Un démonstrateur né d'une coopération industrielle et institutionnelle
La coopération entre la NASA et GE Aerospace a abouti à une première concrète : un moteur hybride-électrique développant une puissance de l'ordre du mégawatt a effectué une démonstration en vol devant le public du Farnborough International Air Show, au Royaume-Uni, en juillet 2026. C'est la première fois qu'un système de propulsion de cette envergure quitte le sol dans des conditions de vol réelles et observables.
Le groupe motopropulseur a été installé à bord d'un Saab 340B, un turbopropulseur régional à double turbine qui sert ici de banc d'essai volant.

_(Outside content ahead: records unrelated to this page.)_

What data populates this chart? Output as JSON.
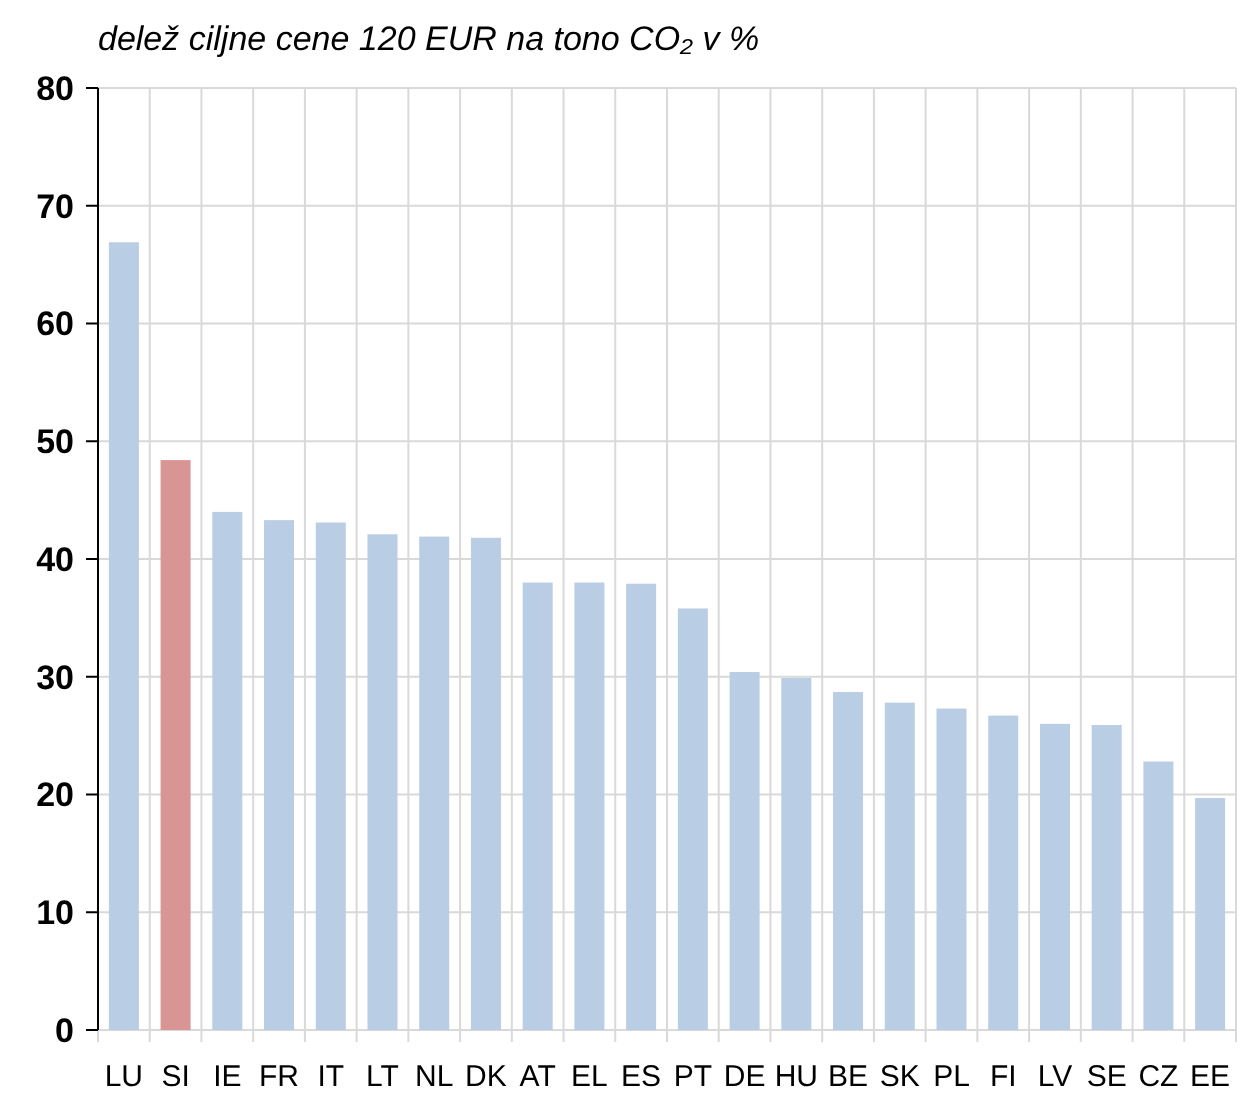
{
  "chart_data": {
    "type": "bar",
    "title": "delež ciljne cene 120 EUR na tono CO₂ v %",
    "categories": [
      "LU",
      "SI",
      "IE",
      "FR",
      "IT",
      "LT",
      "NL",
      "DK",
      "AT",
      "EL",
      "ES",
      "PT",
      "DE",
      "HU",
      "BE",
      "SK",
      "PL",
      "FI",
      "LV",
      "SE",
      "CZ",
      "EE"
    ],
    "values": [
      66.9,
      48.4,
      44.0,
      43.3,
      43.1,
      42.1,
      41.9,
      41.8,
      38.0,
      38.0,
      37.9,
      35.8,
      30.4,
      29.9,
      28.7,
      27.8,
      27.3,
      26.7,
      26.0,
      25.9,
      22.8,
      19.7
    ],
    "colors": [
      "#b9cde4",
      "#d99594",
      "#b9cde4",
      "#b9cde4",
      "#b9cde4",
      "#b9cde4",
      "#b9cde4",
      "#b9cde4",
      "#b9cde4",
      "#b9cde4",
      "#b9cde4",
      "#b9cde4",
      "#b9cde4",
      "#b9cde4",
      "#b9cde4",
      "#b9cde4",
      "#b9cde4",
      "#b9cde4",
      "#b9cde4",
      "#b9cde4",
      "#b9cde4",
      "#b9cde4"
    ],
    "ylim": [
      0,
      80
    ],
    "yticks": [
      0,
      10,
      20,
      30,
      40,
      50,
      60,
      70,
      80
    ],
    "grid": true
  }
}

Ce choix n'est pas anodin : l'appareil offre une architecture adaptée à l'intégration de systèmes électriques de forte puissance tout en conservant une cellule robuste et bien documentée.
Ce programme s'inscrit dans le cadre des travaux de la NASA sur la propulsion aéronautique électrifiée, un axe de recherche qui vise à réduire significativement la consommation de carburant des appareils commerciaux sur les décennies à venir. GE Aerospace, de son côté, apporte son expertise en motorisation afin de rendre ces architectures hybrides industriellement viables.
Pourquoi la classe mégawatt change la donne
Le seuil du mégawatt est considéré par les ingénieurs comme un point de bascule technologique. En dessous, les systèmes électriques embarqués restent cantonnés à des applications auxiliaires ou à des drones de taille modeste. Au-delà, ils deviennent pertinents pour des aéronefs transportant plusieurs dizaines de passagers, segment qui concentre l'essentiel des émissions de l'aviation commerciale.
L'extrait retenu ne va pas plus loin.